Il Re non abolì la costituzione; ma non l'applicò. Il Parlamento fu tollerato fin quando la causa della reazione in Europa non parve sicura, e fino a quando si temette l'intervento straniero.
La stampa fu per poco tollerata anch'essa.
I partigiani dell'assolutismo e alcuni che volevano far dimenticare la parte avuta nei moti liberali, fecero girare una sottoscrizione in cui si chiedeva al Re di abolire la costituzione.
La stampa liberale era stata indegna: più indegna ancora fu la stampa che sorse in difesa del militarismo e dell'assolutismo. Invocava persecuzioni, repressioni, violenze, additava persone fra le più stimabili all'odio soldatesco e alle vendette del Re.

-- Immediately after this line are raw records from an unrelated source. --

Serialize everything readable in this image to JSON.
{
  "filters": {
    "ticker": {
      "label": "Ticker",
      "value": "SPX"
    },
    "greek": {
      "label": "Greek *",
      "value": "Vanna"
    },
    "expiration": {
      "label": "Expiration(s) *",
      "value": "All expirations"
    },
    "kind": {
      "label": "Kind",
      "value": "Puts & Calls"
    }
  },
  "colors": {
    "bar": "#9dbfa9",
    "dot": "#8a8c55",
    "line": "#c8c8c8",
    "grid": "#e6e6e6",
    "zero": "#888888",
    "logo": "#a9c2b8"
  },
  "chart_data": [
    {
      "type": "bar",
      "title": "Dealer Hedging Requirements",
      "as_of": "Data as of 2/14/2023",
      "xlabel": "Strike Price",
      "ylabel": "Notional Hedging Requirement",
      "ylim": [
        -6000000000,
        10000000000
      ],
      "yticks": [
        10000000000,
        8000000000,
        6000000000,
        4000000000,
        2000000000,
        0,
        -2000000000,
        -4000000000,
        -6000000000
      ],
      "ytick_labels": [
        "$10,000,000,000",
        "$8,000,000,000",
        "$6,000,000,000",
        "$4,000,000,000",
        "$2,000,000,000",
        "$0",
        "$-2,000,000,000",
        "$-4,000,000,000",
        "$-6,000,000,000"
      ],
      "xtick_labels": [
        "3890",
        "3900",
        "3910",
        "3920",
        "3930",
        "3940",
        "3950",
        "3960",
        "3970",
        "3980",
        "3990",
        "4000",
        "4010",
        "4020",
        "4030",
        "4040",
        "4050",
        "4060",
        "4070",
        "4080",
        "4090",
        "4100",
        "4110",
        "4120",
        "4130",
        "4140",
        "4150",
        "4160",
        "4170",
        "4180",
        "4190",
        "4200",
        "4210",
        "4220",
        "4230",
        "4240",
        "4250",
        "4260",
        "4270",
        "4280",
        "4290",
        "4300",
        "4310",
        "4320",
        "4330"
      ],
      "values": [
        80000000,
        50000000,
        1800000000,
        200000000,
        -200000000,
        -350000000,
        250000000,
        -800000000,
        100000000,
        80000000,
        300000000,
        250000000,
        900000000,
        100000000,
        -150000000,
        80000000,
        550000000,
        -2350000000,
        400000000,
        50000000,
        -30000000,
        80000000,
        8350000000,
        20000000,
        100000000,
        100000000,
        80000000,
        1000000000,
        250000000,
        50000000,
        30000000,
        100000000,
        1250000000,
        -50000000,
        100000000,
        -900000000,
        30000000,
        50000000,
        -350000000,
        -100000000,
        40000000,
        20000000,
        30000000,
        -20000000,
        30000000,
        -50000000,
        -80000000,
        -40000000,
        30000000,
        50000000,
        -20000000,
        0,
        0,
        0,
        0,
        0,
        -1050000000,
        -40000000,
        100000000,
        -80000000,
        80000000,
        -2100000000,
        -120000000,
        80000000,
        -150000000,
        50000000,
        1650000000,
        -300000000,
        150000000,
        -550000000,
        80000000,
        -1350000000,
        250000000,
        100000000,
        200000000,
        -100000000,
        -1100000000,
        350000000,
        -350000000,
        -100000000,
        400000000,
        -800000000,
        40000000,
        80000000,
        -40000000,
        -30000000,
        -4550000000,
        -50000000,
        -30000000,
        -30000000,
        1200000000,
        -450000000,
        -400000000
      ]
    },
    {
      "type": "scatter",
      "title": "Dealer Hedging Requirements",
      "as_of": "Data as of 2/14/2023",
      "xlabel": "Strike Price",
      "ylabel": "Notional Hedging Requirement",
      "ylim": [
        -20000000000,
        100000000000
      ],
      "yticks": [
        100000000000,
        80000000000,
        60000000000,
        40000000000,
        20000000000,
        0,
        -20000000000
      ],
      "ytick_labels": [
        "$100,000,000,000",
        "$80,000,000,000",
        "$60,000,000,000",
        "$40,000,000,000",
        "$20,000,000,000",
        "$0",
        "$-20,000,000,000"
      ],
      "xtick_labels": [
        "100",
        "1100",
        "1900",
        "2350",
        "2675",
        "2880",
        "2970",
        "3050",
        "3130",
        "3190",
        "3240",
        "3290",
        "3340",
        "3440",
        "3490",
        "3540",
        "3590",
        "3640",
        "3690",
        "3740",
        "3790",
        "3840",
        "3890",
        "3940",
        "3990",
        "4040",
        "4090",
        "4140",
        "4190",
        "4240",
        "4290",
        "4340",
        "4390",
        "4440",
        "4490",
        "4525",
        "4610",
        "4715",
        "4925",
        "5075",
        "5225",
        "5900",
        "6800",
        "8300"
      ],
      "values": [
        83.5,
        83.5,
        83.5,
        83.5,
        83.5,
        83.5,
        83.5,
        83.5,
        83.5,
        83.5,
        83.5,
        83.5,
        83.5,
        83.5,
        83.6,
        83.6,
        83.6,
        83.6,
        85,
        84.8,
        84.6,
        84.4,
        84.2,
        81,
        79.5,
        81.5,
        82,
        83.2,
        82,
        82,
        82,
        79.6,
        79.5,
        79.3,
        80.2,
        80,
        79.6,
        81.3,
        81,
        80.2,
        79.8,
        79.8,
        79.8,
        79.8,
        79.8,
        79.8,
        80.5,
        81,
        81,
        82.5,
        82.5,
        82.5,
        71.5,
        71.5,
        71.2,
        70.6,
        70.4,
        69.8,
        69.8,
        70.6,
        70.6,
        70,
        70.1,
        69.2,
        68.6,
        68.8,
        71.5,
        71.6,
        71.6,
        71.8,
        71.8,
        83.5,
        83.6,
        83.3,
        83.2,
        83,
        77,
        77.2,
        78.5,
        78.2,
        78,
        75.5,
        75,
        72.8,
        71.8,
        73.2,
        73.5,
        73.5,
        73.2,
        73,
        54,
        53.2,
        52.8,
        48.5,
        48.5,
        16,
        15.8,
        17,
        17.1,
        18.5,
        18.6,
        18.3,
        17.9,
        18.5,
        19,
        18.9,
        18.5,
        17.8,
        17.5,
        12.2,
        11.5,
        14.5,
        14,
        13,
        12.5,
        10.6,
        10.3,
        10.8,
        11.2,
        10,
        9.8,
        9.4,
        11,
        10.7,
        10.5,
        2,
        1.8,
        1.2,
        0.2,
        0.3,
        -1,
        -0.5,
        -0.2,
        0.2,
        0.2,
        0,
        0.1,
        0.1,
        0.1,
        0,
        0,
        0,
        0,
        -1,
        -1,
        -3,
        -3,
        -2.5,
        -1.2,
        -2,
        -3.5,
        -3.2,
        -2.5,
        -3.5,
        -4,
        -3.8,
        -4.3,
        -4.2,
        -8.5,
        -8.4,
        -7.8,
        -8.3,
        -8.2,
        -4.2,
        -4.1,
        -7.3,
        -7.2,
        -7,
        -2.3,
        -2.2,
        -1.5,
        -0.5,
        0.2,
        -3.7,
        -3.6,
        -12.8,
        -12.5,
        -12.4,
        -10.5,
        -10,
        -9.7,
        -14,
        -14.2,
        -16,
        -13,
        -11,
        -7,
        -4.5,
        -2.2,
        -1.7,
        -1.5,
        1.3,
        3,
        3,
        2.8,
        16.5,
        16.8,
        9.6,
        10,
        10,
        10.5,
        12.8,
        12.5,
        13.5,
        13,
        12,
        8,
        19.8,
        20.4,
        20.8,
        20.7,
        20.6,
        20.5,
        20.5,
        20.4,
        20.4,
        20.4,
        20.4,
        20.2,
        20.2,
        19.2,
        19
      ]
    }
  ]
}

Vi furono esempi mirabili di carattere da parte di quelli che, con la moderazione e con infiniti sacrifizi, cercarono di salvare la libertà pericolante.
La prima cosa che il re volle, dopo il richiamo delle truppe di Lombardia, fu domare la rivoluzione di Sicilia. Quella sciagurata rivoluzione, troppo forse esaltata e contro cui nobilissime parole scrisse Vincenzo Gioberti, fu la vera causa, la causa intima e reale dei rovesci del 1848.
La riconquista dell'isola non fu facile; vi furono combattimenti sanguinosi e qualche volta crudeli. I soldati lanciarono bombe sugli edifizi e Ferdinando fu detto re Bomba.